CUNY Teachers Ramp Up Rhetoric On Possible Strike


As Governor Andrew Cuomo and Mayor Bill de Blasio debate over the state’s contribution to the City University of New York in the FY17 budget, the CUNY union representing 25,000 faculty members and professional staff continues to ramp up the rhetoric of a strike.

That after CUNY Management earlier this week declared that contract negotiations are at an impasse, which resulted in Professional Staff Congress (the union) President Barbara Bowen to urge members to vote for an authorization to strike. PSC workers have been on the job without a contract since 2010.

“This is the same CUNY management that refused for five years to make an economic offer to the union, and then proposed a salary cut when the offer finally came. This is the same CUNY management that has made one and only one economic offer, refused to make an economic response to the PSC’s 14% counter proposal, and then promptly declared impasse. This is the same CUNY management that has failed spectacularly to win contract funding from New York State, and then refused the union’s offer to make a joint public statement about the need for more support,” wrote Bowen in an email to union members asking for the authorization to strike.

Bowen noted Cuomo included in his budget proposal a line-item for $240 million “to support retroactive salary increases needed to ensure fair and affordable agreements with CUNY’s labor unions.” The proposal is complicated, however, because it is linked to a massive proposed cut in State funding for CUNY and a call for the City to make up the difference, she wrote.

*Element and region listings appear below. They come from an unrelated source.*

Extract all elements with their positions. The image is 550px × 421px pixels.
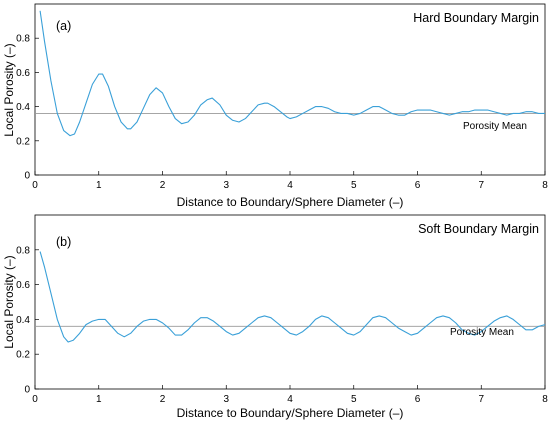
x-tick-label-a-0: 0 [32,180,38,191]
x-tick-label-a-4: 4 [287,180,293,191]
x-tick-label-a-2: 2 [160,180,166,191]
y-tick-label-b-2: 0.4 [16,315,30,326]
x-tick-label-a-7: 7 [478,180,484,191]
porosity-series-b [39,251,546,343]
y-axis-title-a: Local Porosity (–) [2,43,16,136]
x-ticks-a: 0 1 2 3 4 5 6 7 8 [32,171,548,191]
x-tick-label-b-4: 4 [287,394,293,405]
x-tick-label-b-5: 5 [351,394,357,405]
porosity-mean-label-b: Porosity Mean [450,327,514,338]
panel-label-a: (a) [56,19,71,33]
panel-label-b: (b) [56,235,71,249]
y-axis-title-b: Local Porosity (–) [2,255,16,348]
y-tick-label-a-4: 0.8 [16,34,30,45]
y-tick-label-a-1: 0.2 [16,136,30,147]
y-tick-label-a-3: 0.6 [16,68,30,79]
axes-frame-b [34,214,546,390]
x-axis-title-a: Distance to Boundary/Sphere Diameter (–) [177,195,404,209]
y-ticks-b: 0 0.2 0.4 0.6 0.8 [16,245,39,396]
y-tick-label-b-4: 0.8 [16,245,30,256]
panel-b: 0 0.2 0.4 0.6 0.8 0 1 2 3 4 5 6 7 8 (b) Soft Boundar… [2,214,548,420]
y-tick-label-a-2: 0.4 [16,102,30,113]
x-axis-title-b: Distance to Boundary/Sphere Diameter (–) [177,406,404,420]
x-tick-label-a-8: 8 [542,180,548,191]
panel-title-b: Soft Boundary Margin [418,222,539,236]
x-tick-label-b-0: 0 [32,394,38,405]
y-ticks-a: 0 0.2 0.4 0.6 0.8 [16,34,39,182]
x-tick-label-b-3: 3 [223,394,229,405]
x-tick-label-a-3: 3 [223,180,229,191]
x-ticks-b: 0 1 2 3 4 5 6 7 8 [32,385,548,405]
porosity-series-a [39,10,545,137]
x-tick-label-b-8: 8 [542,394,548,405]
x-tick-label-b-6: 6 [415,394,421,405]
porosity-mean-label-a: Porosity Mean [463,121,527,132]
x-tick-label-a-5: 5 [351,180,357,191]
x-tick-label-b-2: 2 [160,394,166,405]
x-tick-label-b-7: 7 [478,394,484,405]
y-tick-label-b-0: 0 [24,385,30,396]
x-tick-label-a-6: 6 [415,180,421,191]
y-tick-label-b-1: 0.2 [16,350,30,361]
panel-a: 0 0.2 0.4 0.6 0.8 0 1 2 3 4 5 6 7 8 (a) Hard Boundar… [2,3,548,209]
x-tick-label-a-1: 1 [96,180,102,191]
x-tick-label-b-1: 1 [96,394,102,405]
y-tick-label-a-0: 0 [24,171,30,182]
panel-title-a: Hard Boundary Margin [413,11,539,25]
axes-frame-a [34,3,546,176]
y-tick-label-b-3: 0.6 [16,280,30,291]
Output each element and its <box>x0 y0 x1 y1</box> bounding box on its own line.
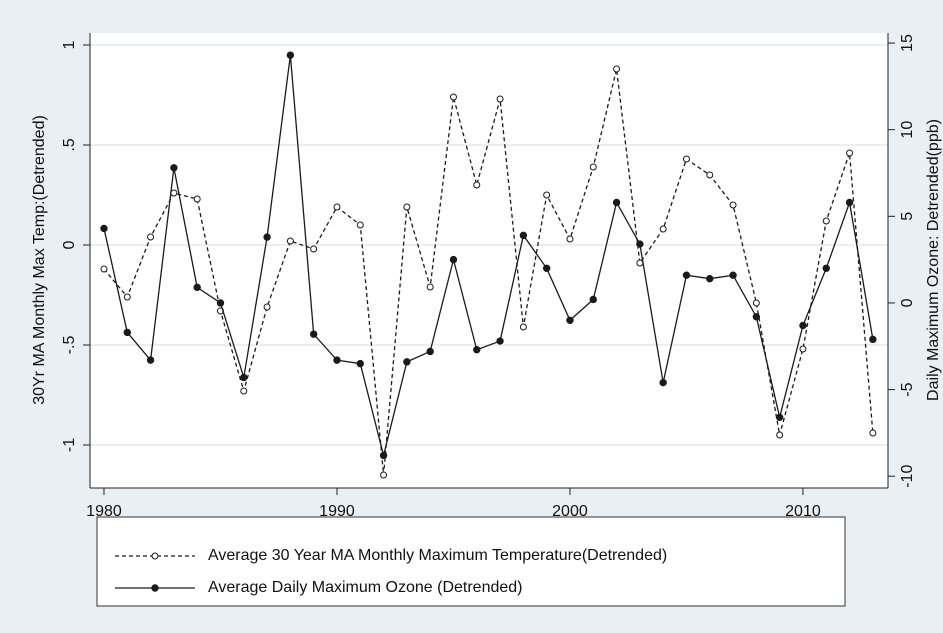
data-point <box>193 195 201 203</box>
plot-area <box>90 33 888 488</box>
y-tick-label: .5 <box>61 138 78 151</box>
data-point <box>659 225 667 233</box>
data-point <box>706 274 714 283</box>
data-point <box>356 359 364 368</box>
data-point <box>286 51 295 59</box>
data-point <box>170 164 178 172</box>
data-point <box>822 217 830 225</box>
data-point <box>566 235 574 243</box>
data-point <box>263 233 271 241</box>
data-point <box>589 295 597 304</box>
data-point <box>775 413 784 422</box>
data-point <box>822 264 830 272</box>
data-point <box>426 347 434 356</box>
data-point <box>682 271 691 279</box>
data-point <box>543 191 551 199</box>
data-point <box>449 93 457 101</box>
data-point <box>473 181 481 189</box>
data-point <box>146 356 155 364</box>
x-tick-label: 1980 <box>86 503 122 520</box>
data-point <box>496 337 504 345</box>
y2-tick-label: 0 <box>899 298 916 307</box>
data-point <box>193 283 201 292</box>
data-point <box>729 271 737 279</box>
data-point <box>473 346 481 354</box>
legend-marker <box>151 584 159 592</box>
y2-tick-label: 5 <box>899 212 916 221</box>
data-point <box>589 163 597 171</box>
data-point <box>240 373 248 382</box>
data-point <box>333 203 341 211</box>
data-point <box>706 171 714 179</box>
data-point <box>216 299 225 307</box>
data-point <box>100 265 108 273</box>
data-point <box>682 155 690 163</box>
data-point <box>380 471 388 479</box>
data-point <box>403 203 411 211</box>
y-tick-label: 1 <box>61 40 78 49</box>
data-point <box>379 451 388 460</box>
data-point <box>613 65 621 73</box>
data-point <box>496 95 504 103</box>
x-tick-label: 1990 <box>319 503 355 520</box>
data-point <box>426 283 434 291</box>
data-point <box>310 245 318 253</box>
data-point <box>449 255 458 264</box>
data-point <box>729 201 737 209</box>
data-point <box>846 149 854 157</box>
y2-tick-label: -10 <box>899 465 916 488</box>
y2-tick-label: -5 <box>899 382 916 396</box>
data-point <box>519 231 528 240</box>
data-point <box>869 335 877 344</box>
data-point <box>333 356 341 364</box>
data-point <box>869 429 877 437</box>
data-point <box>752 299 760 307</box>
data-point <box>612 198 621 207</box>
y-tick-label: 0 <box>61 240 78 249</box>
data-point <box>752 313 761 321</box>
legend-label: Average Daily Maximum Ozone (Detrended) <box>208 579 523 596</box>
legend-marker <box>151 552 159 560</box>
data-point <box>845 198 854 207</box>
data-point <box>356 221 364 229</box>
legend-box <box>96 516 846 607</box>
y2-tick-label: 15 <box>899 34 916 52</box>
y-tick-label: -.5 <box>61 336 78 355</box>
data-point <box>636 240 644 248</box>
data-point <box>263 303 271 311</box>
x-tick-label: 2000 <box>552 503 588 520</box>
data-point <box>403 358 411 366</box>
x-tick-label: 2010 <box>785 503 821 520</box>
data-point <box>519 323 527 331</box>
y2-tick-label: 10 <box>899 121 916 139</box>
data-point <box>659 378 667 387</box>
y-axis-title: 30Yr MA Monthly Max Temp:(Detrended) <box>31 115 48 405</box>
data-point <box>542 264 551 272</box>
data-point <box>799 321 807 330</box>
data-point <box>776 431 784 439</box>
data-point <box>566 316 574 324</box>
data-point <box>123 293 131 301</box>
series-line <box>103 55 874 456</box>
data-point <box>286 237 294 245</box>
data-point <box>636 259 644 267</box>
y-tick-label: -1 <box>61 438 78 452</box>
data-point <box>799 345 807 353</box>
data-point <box>240 387 248 395</box>
y2-axis-title: Daily Maximum Ozone: Detrended(ppb) <box>925 119 942 401</box>
data-point <box>309 330 318 338</box>
data-point <box>170 189 178 197</box>
legend-label: Average 30 Year MA Monthly Maximum Tempe… <box>208 547 667 564</box>
data-point <box>100 224 108 233</box>
series-line <box>103 68 874 476</box>
data-point <box>147 233 155 241</box>
data-point <box>123 328 131 337</box>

The New York City College of Technology in Downtown Brooklyn is one of four CUNY colleges in Brooklyn that could be bracing for a faculty strike.

Following Cuomo’s proposed budget, he issued a clarification that the cost shift “won’t cost New York City a penny,” a statement that de Blasio repeated at Tuesday’s Legislative hearing on the State budget, where he also called for a new contract for the PSC. 

“The real issue in this contract is not mediation; it’s money. What CUNY management should be doing instead of slowing down negotiations with a declaration of impasse is working with the PSC to secure the funds necessary for decent raises and restoration of CUNY’s budget-without reliance on further tuition increases,” wrote Bowen.

Bowen called on CUNY management to work with the union to lobby Albany for a final budget that includes both the $240 million for retroactive raises and an increase in overall State funding. However, if things go wrong for CUNY in budget negotiations, and with the union’s relationship with management, Bowen urged members to sign onto a petition that more than a thousand members have already signed to authorize a strike.

“The union will negotiate with every drop of energy we have, and we will do everything we can to achieve a fair contract without a strike, but we cannot and will not apologize for organizing our membership to stand up for what we deserve,” she wrote.

Brooklyn CUNY schools include Brooklyn College, Medgar Evers College, the New York City College of Technology and Kingsborough Community College.